Mike Elko is waking up the sleeping giant in Aggieland
In the season before Mike Elko took over at Duke, the Blue Devils won three games. They were in the midst of three-straight losing seasons.
Elko left Texas A&M as defensive coordinator to become Duke’s head coach and in his first year in Durham he had nine wins. The next season, the Blue Devils won eight.
Duke football was back on the map and it was in large part to Elko righting the ship as he become a hot name in the coaching carousel before landing in College Station.
Elko is already doing the same thing – quickly – at Texas A&M.
RELATED: Texas A&M grabbing recruiting momentum after electric win in Kyle Field
For years, for far too long, the Aggies were always the sleeping giant of college football. But over the last 25 years, Texas A&M had double-digit wins only once. There was so much hope that Jimbo Fisher was the perfect coach to come in and save the program. He wasn’t.
In a surprising bit of candor Saturday night while Elko was riding high after beating LSU in College Station, he addressed how he sees A&M now.
“We’re very honest,” Elko said. “We’re very open. This is a real program. It’s not fake. It’s not a politician running this program, talking fast and BS-ing everybody. This is a real program and for all the recruits out there, this is a real place.
“If you want to be really good at football, this is a really good place to be.”
Another thing is for sure: The Texas A&M commits love him.
“(Saturday night) was special,” four-star OL commit Connor Carty said. “But it’s no surprise to me that this season is going the way it is and they aren’t done yet. Elko hasn’t even been here for a year and he’s working with the talent that he has. Once this first class gets here and things start to get rolling in that aspect, we are going to take it to a new level and everyone will be seeing us for a while.”
Four-star cornerback commit Deyjhon Pettaway said: “Coach Elko set standards and the team meets those standards in practice and then it translates to the game. They play for each other and they want to win more than ever.
“Rebranding a program is hard but I knew coach Elko would be the perfect coach to do so and he’s all about his players.”
The Aggies are 7-1, their only loss a 23-13 dud to Notre Dame in Elko’s first game. Texas A&M is ranked No. 10 in the AP Top 25. A big matchup at South Carolina awaits this weekend before a cupcake against New Mexico State, then a visit to usually-tough Auburn before closing the regular season with a showdown against Texas.
It was this time last year that Texas A&M was reeling after close losses to Alabama, Tennessee and Ole Miss mixed in with a victory over South Carolina. Fisher was fired nearly a year ago on Nov. 12. It was a low point for the program and where it was headed.
And then Elko was hired two weeks later before the end of November.

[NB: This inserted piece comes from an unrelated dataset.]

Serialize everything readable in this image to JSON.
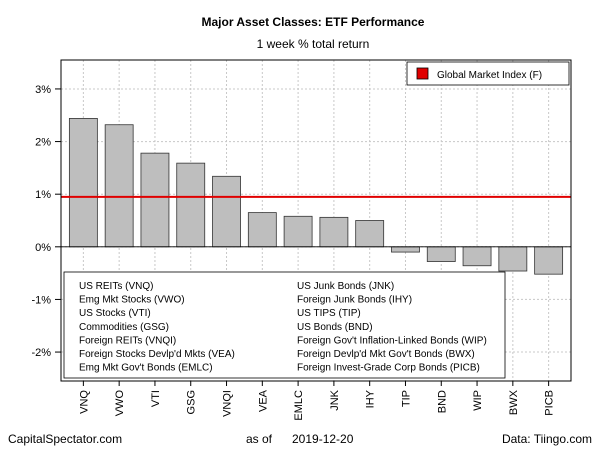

The conversation is no longer about being a sleeping giant or getting over the hump or that excruciating feeling that the Aggies are this close. Texas A&M dominated LSU in the second half of its 38-23 victory Saturday night, outscoring the Tigers 31-6 after the break.
If that’s not great coaching, what is? And top prospects recognize it.
“The players believe in the coaches,” four-star DB commit Cobey Sellers said. “The coaches want to win, the players want to win and that’s what it’s all about.”
“Coach Elko is a premier coach,” four-star linebacker commit Noah Mikhail said.
“He has changed the culture of that program and turned it into a hard-working, blue-collar type of place. He’s brought in the right people and is as down-to-earth as it gets. His in-game coaching ability is as high as it gets.”
It shows. And instead of what could have been, Texas A&M is talking about what could be.